Written by an international team consisting of two art historians, an historian and a musicologist, this study explores the intellectual, scribal, artistic and musical culture of the Dominican nuns of Paradies from a variety of perspectives. Taking as its subject a little-known group of fourteenth- and early fifteenth-century liturgical manuscripts from the Dominican convent of Paradies bei Soest (Westphalia), the book also offers a revisionary account of the development of the Dominican order in late medieval Germany.

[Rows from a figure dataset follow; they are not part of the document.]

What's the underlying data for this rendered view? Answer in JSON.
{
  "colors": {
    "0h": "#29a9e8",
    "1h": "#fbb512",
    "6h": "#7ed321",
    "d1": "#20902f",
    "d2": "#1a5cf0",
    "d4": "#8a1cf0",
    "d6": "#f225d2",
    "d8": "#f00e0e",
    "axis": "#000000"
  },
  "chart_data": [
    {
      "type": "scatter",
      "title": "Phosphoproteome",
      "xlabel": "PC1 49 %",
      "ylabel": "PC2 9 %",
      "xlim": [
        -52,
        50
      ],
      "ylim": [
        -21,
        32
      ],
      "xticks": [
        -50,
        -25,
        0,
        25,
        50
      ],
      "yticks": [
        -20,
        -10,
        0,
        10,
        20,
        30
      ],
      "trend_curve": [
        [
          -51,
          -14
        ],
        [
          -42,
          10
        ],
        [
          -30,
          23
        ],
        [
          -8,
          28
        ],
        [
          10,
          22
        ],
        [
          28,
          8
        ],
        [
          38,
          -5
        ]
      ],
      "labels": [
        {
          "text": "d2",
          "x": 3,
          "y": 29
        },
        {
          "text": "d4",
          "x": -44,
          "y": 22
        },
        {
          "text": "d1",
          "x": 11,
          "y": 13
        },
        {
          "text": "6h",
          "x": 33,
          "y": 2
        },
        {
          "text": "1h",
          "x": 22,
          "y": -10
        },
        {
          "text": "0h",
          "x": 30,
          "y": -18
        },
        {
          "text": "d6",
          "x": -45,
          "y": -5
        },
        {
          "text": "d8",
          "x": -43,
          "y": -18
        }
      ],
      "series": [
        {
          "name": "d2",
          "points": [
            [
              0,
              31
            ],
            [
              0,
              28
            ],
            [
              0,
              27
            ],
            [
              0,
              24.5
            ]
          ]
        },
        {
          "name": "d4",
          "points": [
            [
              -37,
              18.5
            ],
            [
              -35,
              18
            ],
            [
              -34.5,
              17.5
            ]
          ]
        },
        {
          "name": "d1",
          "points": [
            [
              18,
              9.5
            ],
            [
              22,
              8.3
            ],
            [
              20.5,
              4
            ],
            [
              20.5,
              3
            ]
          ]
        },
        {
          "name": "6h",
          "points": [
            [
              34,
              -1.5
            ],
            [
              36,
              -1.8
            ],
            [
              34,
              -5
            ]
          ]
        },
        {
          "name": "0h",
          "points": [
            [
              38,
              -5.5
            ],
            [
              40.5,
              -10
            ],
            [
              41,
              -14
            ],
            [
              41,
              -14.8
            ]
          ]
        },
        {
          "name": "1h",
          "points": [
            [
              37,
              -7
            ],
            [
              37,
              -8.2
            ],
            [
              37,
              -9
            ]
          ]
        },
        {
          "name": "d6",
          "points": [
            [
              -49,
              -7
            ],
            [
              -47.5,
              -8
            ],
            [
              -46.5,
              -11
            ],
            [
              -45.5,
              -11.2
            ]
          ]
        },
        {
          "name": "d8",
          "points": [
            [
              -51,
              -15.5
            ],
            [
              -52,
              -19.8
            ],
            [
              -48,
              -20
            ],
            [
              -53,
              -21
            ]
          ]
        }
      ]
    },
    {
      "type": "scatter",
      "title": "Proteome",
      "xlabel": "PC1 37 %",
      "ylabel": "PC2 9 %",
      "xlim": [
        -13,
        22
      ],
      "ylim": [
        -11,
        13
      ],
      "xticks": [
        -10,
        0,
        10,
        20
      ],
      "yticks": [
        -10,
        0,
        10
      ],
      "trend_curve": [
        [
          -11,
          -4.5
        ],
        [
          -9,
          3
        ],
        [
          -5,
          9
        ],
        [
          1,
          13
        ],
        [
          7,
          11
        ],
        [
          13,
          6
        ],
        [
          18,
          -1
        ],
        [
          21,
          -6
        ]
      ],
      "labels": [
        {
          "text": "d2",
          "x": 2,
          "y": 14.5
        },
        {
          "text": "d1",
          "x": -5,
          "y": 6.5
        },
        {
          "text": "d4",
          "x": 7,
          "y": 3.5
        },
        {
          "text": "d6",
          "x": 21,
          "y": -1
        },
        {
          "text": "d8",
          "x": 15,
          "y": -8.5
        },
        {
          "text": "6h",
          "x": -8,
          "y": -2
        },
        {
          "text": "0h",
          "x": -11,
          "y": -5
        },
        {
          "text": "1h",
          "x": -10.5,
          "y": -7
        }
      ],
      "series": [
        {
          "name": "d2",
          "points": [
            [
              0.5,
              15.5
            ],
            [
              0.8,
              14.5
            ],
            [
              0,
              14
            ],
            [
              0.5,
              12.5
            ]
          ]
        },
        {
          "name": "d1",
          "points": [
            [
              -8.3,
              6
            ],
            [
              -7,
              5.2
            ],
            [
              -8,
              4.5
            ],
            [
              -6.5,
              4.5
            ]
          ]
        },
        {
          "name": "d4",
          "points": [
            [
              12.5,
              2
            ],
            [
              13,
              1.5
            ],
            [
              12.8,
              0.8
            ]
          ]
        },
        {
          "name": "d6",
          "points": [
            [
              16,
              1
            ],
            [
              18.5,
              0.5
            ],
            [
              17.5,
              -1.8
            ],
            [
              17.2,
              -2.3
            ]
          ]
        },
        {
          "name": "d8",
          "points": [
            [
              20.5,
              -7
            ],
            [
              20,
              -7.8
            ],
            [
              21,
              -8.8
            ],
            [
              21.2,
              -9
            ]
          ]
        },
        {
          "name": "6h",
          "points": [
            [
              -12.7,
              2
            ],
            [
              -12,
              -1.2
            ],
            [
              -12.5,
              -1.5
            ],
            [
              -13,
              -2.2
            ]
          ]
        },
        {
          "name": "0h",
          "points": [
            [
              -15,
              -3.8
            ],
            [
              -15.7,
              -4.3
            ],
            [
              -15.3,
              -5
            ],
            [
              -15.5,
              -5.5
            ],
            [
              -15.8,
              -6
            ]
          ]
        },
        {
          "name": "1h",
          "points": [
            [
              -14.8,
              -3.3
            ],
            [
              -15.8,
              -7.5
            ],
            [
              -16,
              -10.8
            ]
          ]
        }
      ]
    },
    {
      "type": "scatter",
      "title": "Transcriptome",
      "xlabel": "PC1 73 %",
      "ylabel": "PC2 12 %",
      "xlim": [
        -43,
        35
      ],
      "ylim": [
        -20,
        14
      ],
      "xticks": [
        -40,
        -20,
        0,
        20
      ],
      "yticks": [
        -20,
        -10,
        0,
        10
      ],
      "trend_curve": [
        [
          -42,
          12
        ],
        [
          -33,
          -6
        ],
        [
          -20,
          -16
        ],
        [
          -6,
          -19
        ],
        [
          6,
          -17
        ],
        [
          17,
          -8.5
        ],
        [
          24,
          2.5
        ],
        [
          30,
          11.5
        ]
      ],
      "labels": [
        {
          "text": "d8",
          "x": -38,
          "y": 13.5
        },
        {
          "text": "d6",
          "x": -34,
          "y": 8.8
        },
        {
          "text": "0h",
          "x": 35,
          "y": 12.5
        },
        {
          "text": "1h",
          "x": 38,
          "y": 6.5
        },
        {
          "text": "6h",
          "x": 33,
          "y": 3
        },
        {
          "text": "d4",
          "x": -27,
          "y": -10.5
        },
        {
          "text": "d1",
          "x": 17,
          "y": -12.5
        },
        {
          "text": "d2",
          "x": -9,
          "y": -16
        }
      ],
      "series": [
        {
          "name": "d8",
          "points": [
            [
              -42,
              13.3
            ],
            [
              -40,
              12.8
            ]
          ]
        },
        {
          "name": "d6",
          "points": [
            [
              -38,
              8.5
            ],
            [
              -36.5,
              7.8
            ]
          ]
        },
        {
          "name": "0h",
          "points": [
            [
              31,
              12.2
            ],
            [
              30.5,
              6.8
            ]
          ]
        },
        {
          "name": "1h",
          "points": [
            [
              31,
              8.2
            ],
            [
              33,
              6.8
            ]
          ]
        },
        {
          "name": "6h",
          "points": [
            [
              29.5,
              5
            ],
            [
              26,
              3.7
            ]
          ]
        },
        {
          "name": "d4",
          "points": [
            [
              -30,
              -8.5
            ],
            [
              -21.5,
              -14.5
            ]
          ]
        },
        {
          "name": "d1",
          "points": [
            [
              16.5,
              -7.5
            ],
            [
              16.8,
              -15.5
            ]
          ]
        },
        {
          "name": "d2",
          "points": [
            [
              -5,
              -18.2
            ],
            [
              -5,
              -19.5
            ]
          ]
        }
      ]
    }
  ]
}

Two antiphonaries, three graduals and additional fragments made both for and by the nuns testify to a self-conscious liturgical culture closely tied to the development of the Dominican order’s female branch. One manuscript in particular, a gradual written and illuminated at Paradies ca. 1380 (Düsseldorf, ULB D 11) contains an unparalleled wealth of inscribed images which make it the most extensively illuminated liturgical manuscript of the entire Middle Ages. The learned inscriptions allow for not only a reconstruction of the nuns’ library, but also a thoroughgoing re-evaluation of the learning and Latin literacy of mendicant nuns in the late fourteenth century, a period that in the accounts of modern scholars as well as medieval reformers has too quickly been discounted as a time of intellectual and institutional decline.

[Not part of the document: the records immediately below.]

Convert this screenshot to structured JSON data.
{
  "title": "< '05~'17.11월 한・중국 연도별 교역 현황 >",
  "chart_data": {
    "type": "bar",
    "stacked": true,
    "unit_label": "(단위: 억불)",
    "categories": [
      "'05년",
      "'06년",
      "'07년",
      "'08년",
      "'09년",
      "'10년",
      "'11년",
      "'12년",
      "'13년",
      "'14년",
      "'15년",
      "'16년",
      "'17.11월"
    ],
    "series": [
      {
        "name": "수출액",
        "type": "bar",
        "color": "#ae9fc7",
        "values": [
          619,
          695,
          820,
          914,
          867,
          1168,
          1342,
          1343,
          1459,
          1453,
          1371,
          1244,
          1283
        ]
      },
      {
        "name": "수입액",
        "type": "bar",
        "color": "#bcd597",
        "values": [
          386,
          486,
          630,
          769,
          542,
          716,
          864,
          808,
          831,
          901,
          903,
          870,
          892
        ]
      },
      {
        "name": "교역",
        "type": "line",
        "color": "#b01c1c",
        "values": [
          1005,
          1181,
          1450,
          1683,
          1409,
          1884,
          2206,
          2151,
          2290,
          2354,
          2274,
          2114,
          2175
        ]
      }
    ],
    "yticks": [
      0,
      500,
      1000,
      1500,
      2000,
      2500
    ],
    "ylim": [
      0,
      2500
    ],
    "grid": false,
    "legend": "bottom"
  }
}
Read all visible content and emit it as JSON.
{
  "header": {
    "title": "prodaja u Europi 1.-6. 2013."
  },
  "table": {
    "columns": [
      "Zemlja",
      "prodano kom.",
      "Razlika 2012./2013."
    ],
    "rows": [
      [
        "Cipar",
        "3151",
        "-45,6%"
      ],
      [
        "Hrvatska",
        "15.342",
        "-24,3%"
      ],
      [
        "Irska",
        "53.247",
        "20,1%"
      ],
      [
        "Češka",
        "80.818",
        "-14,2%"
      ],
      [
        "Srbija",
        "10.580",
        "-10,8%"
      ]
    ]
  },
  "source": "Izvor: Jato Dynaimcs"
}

In text, image and chant, the nuns assembled a comprehensive commentary on the liturgy, one which serves as a testament to their creativity, learning and ambition as well as their devotion.
Über den Autor
Jeffrey F. Hamburger is Kuno Francke Professor of German Art and Culture in the Department of the History of Art and Architecture, Harvard University.
Eva Schlotheuber is Professor of Medieval History at the University of Düsseldorf, Germany and chairwomen of the Association of German Historians (VHD).
Susan Marti is an art historian and works as curator at the Bernisches Historisches Museum, Switzerland.
Margot Fassler is Keough-Hesburgh Professor of Music History and Liturgy and Director of the Program in Sacred Music at the University of Notre Dame, Indiana.